As you’ll see, the article is about empathy, and understanding that all of us will–at some time–be dealing with something that rocks us to our core. The trouble is that for most of us that pain is not always visible to others in the moment.

Despite all of the ways that we’re so connected in this day and age, we can still be so alone with our pain and grief.

“Ask Yourself This: What Burdens Is That Other Person Carrying?”
By Carl Richards

I was in the airport when I found out that the mother of one of my best friends had just died quite suddenly. She was at dinner with a friend, felt sick and was dead within a few hours.

I learned this through a message from my mom, who heard about it on the local news.

I called my friend. Imagine this scene for a second: There I am in Terminal 2 of the San Diego airport, calling someone whose mother had just died.

He answered. He was crushed. We cried.

His mom was one of the few people who always saw past my stupid behavior in high school. She always loved and accepted me, despite my being quite unlovable at the time. She gently influenced me to be better by not trying to influence me at all. She was amazing.

My friend knew that better than anyone. He told me about her last moments in the hospital. He told me about begging the doctor to do more.

Life. Is. Heavy. And then I boarded a plane.

I thought about everyone else on the plane. I wondered if the airline employee scanning my boarding pass could see that I had been crying. Were my eyes red? Swollen? I wondered if there would be room for my bag in the overhead bin. If the person next to me would be nice.

In that moment, I couldn’t help but think about how odd the situation felt. All around me were strangers. I knew no one. And as far as I knew, no one had any idea what I was dealing with.

I thought about the airline employee who had just checked my boarding pass, the man sitting next to me, the woman across the aisle. Did they have a sick child, or a friend in the hospital? Were they on that plane in a race against time? What about the person who had been yelling at the gate agent or, for that matter, those who were yelling on Twitter while I checked it standing in line?
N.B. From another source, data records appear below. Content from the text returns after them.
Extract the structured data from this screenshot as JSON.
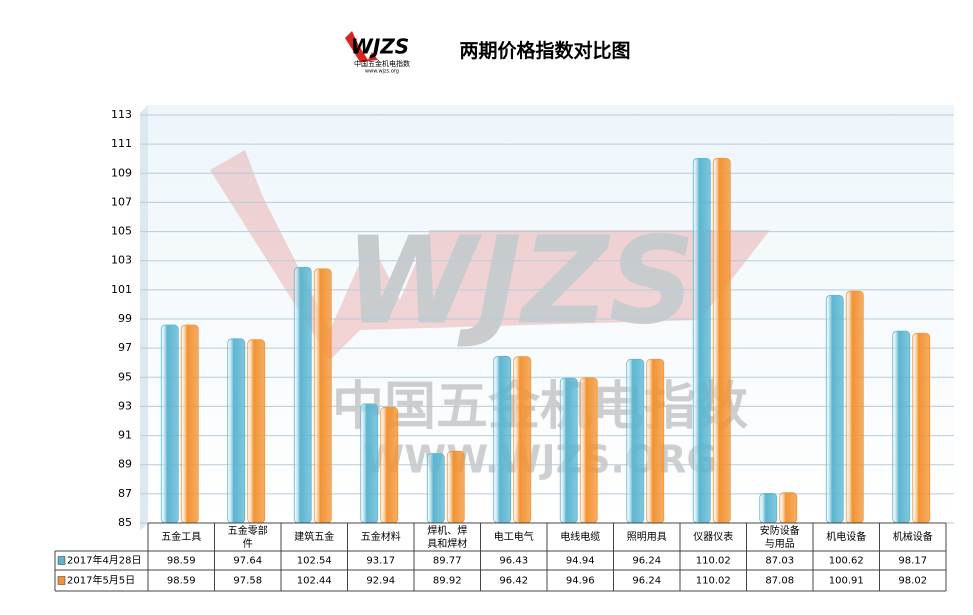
{
  "chart_data": {
    "type": "bar",
    "title": "两期价格指数对比图",
    "logo": {
      "text": "WJZS",
      "subtitle": "中国五金机电指数",
      "url": "www.wjzs.org"
    },
    "watermark": {
      "text": "WJZS",
      "subtitle": "中国五金机电指数",
      "url": "WWW.WJZS.ORG"
    },
    "categories": [
      "五金工具",
      "五金零部件",
      "建筑五金",
      "五金材料",
      "焊机、焊具和焊材",
      "电工电气",
      "电线电缆",
      "照明用具",
      "仪器仪表",
      "安防设备与用品",
      "机电设备",
      "机械设备"
    ],
    "series": [
      {
        "name": "2017年4月28日",
        "color": "#5bb5d1",
        "values": [
          98.59,
          97.64,
          102.54,
          93.17,
          89.77,
          96.43,
          94.94,
          96.24,
          110.02,
          87.03,
          100.62,
          98.17
        ]
      },
      {
        "name": "2017年5月5日",
        "color": "#f39332",
        "values": [
          98.59,
          97.58,
          102.44,
          92.94,
          89.92,
          96.42,
          94.96,
          96.24,
          110.02,
          87.08,
          100.91,
          98.02
        ]
      }
    ],
    "ylim": [
      85,
      113
    ],
    "yticks": [
      85,
      87,
      89,
      91,
      93,
      95,
      97,
      99,
      101,
      103,
      105,
      107,
      109,
      111,
      113
    ],
    "grid": true,
    "data_table": true
  }
}
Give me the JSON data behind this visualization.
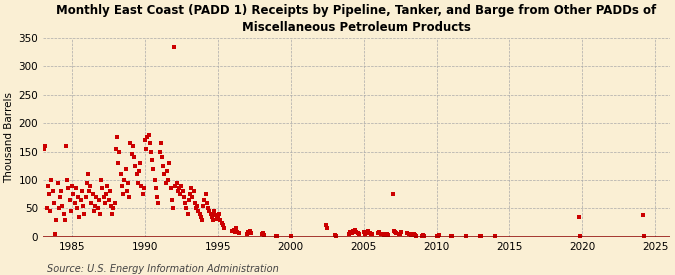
{
  "title": "Monthly East Coast (PADD 1) Receipts by Pipeline, Tanker, and Barge from Other PADDs of\nMiscellaneous Petroleum Products",
  "ylabel": "Thousand Barrels",
  "source": "Source: U.S. Energy Information Administration",
  "background_color": "#faefd4",
  "dot_color": "#cc0000",
  "xlim": [
    1983,
    2026
  ],
  "ylim": [
    0,
    350
  ],
  "yticks": [
    0,
    50,
    100,
    150,
    200,
    250,
    300,
    350
  ],
  "xticks": [
    1985,
    1990,
    1995,
    2000,
    2005,
    2010,
    2015,
    2020,
    2025
  ],
  "data": [
    [
      1983.08,
      155
    ],
    [
      1983.17,
      160
    ],
    [
      1983.25,
      50
    ],
    [
      1983.33,
      90
    ],
    [
      1983.42,
      75
    ],
    [
      1983.5,
      45
    ],
    [
      1983.58,
      100
    ],
    [
      1983.67,
      80
    ],
    [
      1983.75,
      60
    ],
    [
      1983.83,
      5
    ],
    [
      1983.92,
      30
    ],
    [
      1984.0,
      95
    ],
    [
      1984.08,
      50
    ],
    [
      1984.17,
      70
    ],
    [
      1984.25,
      80
    ],
    [
      1984.33,
      55
    ],
    [
      1984.42,
      40
    ],
    [
      1984.5,
      30
    ],
    [
      1984.58,
      160
    ],
    [
      1984.67,
      100
    ],
    [
      1984.75,
      85
    ],
    [
      1984.83,
      65
    ],
    [
      1984.92,
      45
    ],
    [
      1985.0,
      90
    ],
    [
      1985.08,
      75
    ],
    [
      1985.17,
      60
    ],
    [
      1985.25,
      85
    ],
    [
      1985.33,
      50
    ],
    [
      1985.42,
      70
    ],
    [
      1985.5,
      35
    ],
    [
      1985.58,
      65
    ],
    [
      1985.67,
      80
    ],
    [
      1985.75,
      55
    ],
    [
      1985.83,
      40
    ],
    [
      1985.92,
      70
    ],
    [
      1986.0,
      95
    ],
    [
      1986.08,
      110
    ],
    [
      1986.17,
      80
    ],
    [
      1986.25,
      90
    ],
    [
      1986.33,
      60
    ],
    [
      1986.42,
      75
    ],
    [
      1986.5,
      45
    ],
    [
      1986.58,
      55
    ],
    [
      1986.67,
      70
    ],
    [
      1986.75,
      50
    ],
    [
      1986.83,
      65
    ],
    [
      1986.92,
      40
    ],
    [
      1987.0,
      100
    ],
    [
      1987.08,
      85
    ],
    [
      1987.17,
      70
    ],
    [
      1987.25,
      60
    ],
    [
      1987.33,
      75
    ],
    [
      1987.42,
      90
    ],
    [
      1987.5,
      65
    ],
    [
      1987.58,
      80
    ],
    [
      1987.67,
      55
    ],
    [
      1987.75,
      40
    ],
    [
      1987.83,
      50
    ],
    [
      1987.92,
      60
    ],
    [
      1988.0,
      155
    ],
    [
      1988.08,
      175
    ],
    [
      1988.17,
      130
    ],
    [
      1988.25,
      150
    ],
    [
      1988.33,
      110
    ],
    [
      1988.42,
      90
    ],
    [
      1988.5,
      75
    ],
    [
      1988.58,
      100
    ],
    [
      1988.67,
      120
    ],
    [
      1988.75,
      80
    ],
    [
      1988.83,
      95
    ],
    [
      1988.92,
      70
    ],
    [
      1989.0,
      165
    ],
    [
      1989.08,
      145
    ],
    [
      1989.17,
      160
    ],
    [
      1989.25,
      140
    ],
    [
      1989.33,
      125
    ],
    [
      1989.42,
      110
    ],
    [
      1989.5,
      95
    ],
    [
      1989.58,
      115
    ],
    [
      1989.67,
      130
    ],
    [
      1989.75,
      90
    ],
    [
      1989.83,
      75
    ],
    [
      1989.92,
      85
    ],
    [
      1990.0,
      170
    ],
    [
      1990.08,
      155
    ],
    [
      1990.17,
      175
    ],
    [
      1990.25,
      180
    ],
    [
      1990.33,
      165
    ],
    [
      1990.42,
      150
    ],
    [
      1990.5,
      135
    ],
    [
      1990.58,
      120
    ],
    [
      1990.67,
      100
    ],
    [
      1990.75,
      85
    ],
    [
      1990.83,
      70
    ],
    [
      1990.92,
      60
    ],
    [
      1991.0,
      150
    ],
    [
      1991.08,
      165
    ],
    [
      1991.17,
      140
    ],
    [
      1991.25,
      125
    ],
    [
      1991.33,
      110
    ],
    [
      1991.42,
      95
    ],
    [
      1991.5,
      115
    ],
    [
      1991.58,
      100
    ],
    [
      1991.67,
      130
    ],
    [
      1991.75,
      85
    ],
    [
      1991.83,
      65
    ],
    [
      1991.92,
      50
    ],
    [
      1992.0,
      335
    ],
    [
      1992.08,
      90
    ],
    [
      1992.17,
      95
    ],
    [
      1992.25,
      80
    ],
    [
      1992.33,
      85
    ],
    [
      1992.42,
      75
    ],
    [
      1992.5,
      90
    ],
    [
      1992.58,
      80
    ],
    [
      1992.67,
      70
    ],
    [
      1992.75,
      60
    ],
    [
      1992.83,
      50
    ],
    [
      1992.92,
      40
    ],
    [
      1993.0,
      65
    ],
    [
      1993.08,
      75
    ],
    [
      1993.17,
      85
    ],
    [
      1993.25,
      70
    ],
    [
      1993.33,
      80
    ],
    [
      1993.42,
      60
    ],
    [
      1993.5,
      50
    ],
    [
      1993.58,
      55
    ],
    [
      1993.67,
      45
    ],
    [
      1993.75,
      40
    ],
    [
      1993.83,
      35
    ],
    [
      1993.92,
      30
    ],
    [
      1994.0,
      55
    ],
    [
      1994.08,
      65
    ],
    [
      1994.17,
      75
    ],
    [
      1994.25,
      60
    ],
    [
      1994.33,
      50
    ],
    [
      1994.42,
      45
    ],
    [
      1994.5,
      40
    ],
    [
      1994.58,
      35
    ],
    [
      1994.67,
      30
    ],
    [
      1994.75,
      45
    ],
    [
      1994.83,
      38
    ],
    [
      1994.92,
      32
    ],
    [
      1995.0,
      35
    ],
    [
      1995.08,
      40
    ],
    [
      1995.17,
      30
    ],
    [
      1995.25,
      25
    ],
    [
      1995.33,
      20
    ],
    [
      1995.42,
      15
    ],
    [
      1996.0,
      10
    ],
    [
      1996.08,
      12
    ],
    [
      1996.17,
      8
    ],
    [
      1996.25,
      15
    ],
    [
      1996.33,
      9
    ],
    [
      1996.42,
      7
    ],
    [
      1997.0,
      5
    ],
    [
      1997.08,
      8
    ],
    [
      1997.17,
      10
    ],
    [
      1997.25,
      6
    ],
    [
      1998.0,
      4
    ],
    [
      1998.08,
      6
    ],
    [
      1998.17,
      3
    ],
    [
      1999.0,
      2
    ],
    [
      1999.08,
      1
    ],
    [
      2000.0,
      1
    ],
    [
      2002.42,
      20
    ],
    [
      2002.5,
      15
    ],
    [
      2003.0,
      3
    ],
    [
      2003.08,
      2
    ],
    [
      2004.0,
      5
    ],
    [
      2004.08,
      8
    ],
    [
      2004.17,
      6
    ],
    [
      2004.25,
      10
    ],
    [
      2004.42,
      12
    ],
    [
      2004.5,
      8
    ],
    [
      2004.58,
      6
    ],
    [
      2004.67,
      5
    ],
    [
      2005.0,
      8
    ],
    [
      2005.08,
      5
    ],
    [
      2005.17,
      6
    ],
    [
      2005.25,
      8
    ],
    [
      2005.33,
      10
    ],
    [
      2005.42,
      7
    ],
    [
      2005.5,
      5
    ],
    [
      2005.58,
      4
    ],
    [
      2006.0,
      6
    ],
    [
      2006.08,
      8
    ],
    [
      2006.17,
      5
    ],
    [
      2006.25,
      4
    ],
    [
      2006.42,
      3
    ],
    [
      2006.5,
      5
    ],
    [
      2006.58,
      4
    ],
    [
      2006.67,
      3
    ],
    [
      2007.0,
      75
    ],
    [
      2007.08,
      10
    ],
    [
      2007.17,
      8
    ],
    [
      2007.25,
      6
    ],
    [
      2007.42,
      5
    ],
    [
      2007.5,
      4
    ],
    [
      2007.58,
      8
    ],
    [
      2008.0,
      6
    ],
    [
      2008.08,
      4
    ],
    [
      2008.17,
      5
    ],
    [
      2008.25,
      3
    ],
    [
      2008.42,
      4
    ],
    [
      2008.5,
      3
    ],
    [
      2008.58,
      2
    ],
    [
      2009.0,
      2
    ],
    [
      2009.08,
      3
    ],
    [
      2009.17,
      2
    ],
    [
      2010.0,
      2
    ],
    [
      2010.08,
      1
    ],
    [
      2010.17,
      3
    ],
    [
      2011.0,
      1
    ],
    [
      2011.08,
      2
    ],
    [
      2012.0,
      1
    ],
    [
      2013.0,
      1
    ],
    [
      2013.08,
      2
    ],
    [
      2014.0,
      1
    ],
    [
      2019.75,
      35
    ],
    [
      2019.83,
      1
    ],
    [
      2024.17,
      38
    ],
    [
      2024.25,
      1
    ]
  ]
}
As I turned away and stared at the Pacific Ocean through the little window from my seat on the plane, I was left with a bunch of grief and two big questions.

What burdens are all the people on this plane carrying? And how would I treat them differently if I knew?

 

As you go through your week, we encourage you to think about what might be going on with others around you. What was once deemed a soft skill, empathy is now recognized as a critical skill of successful leaders.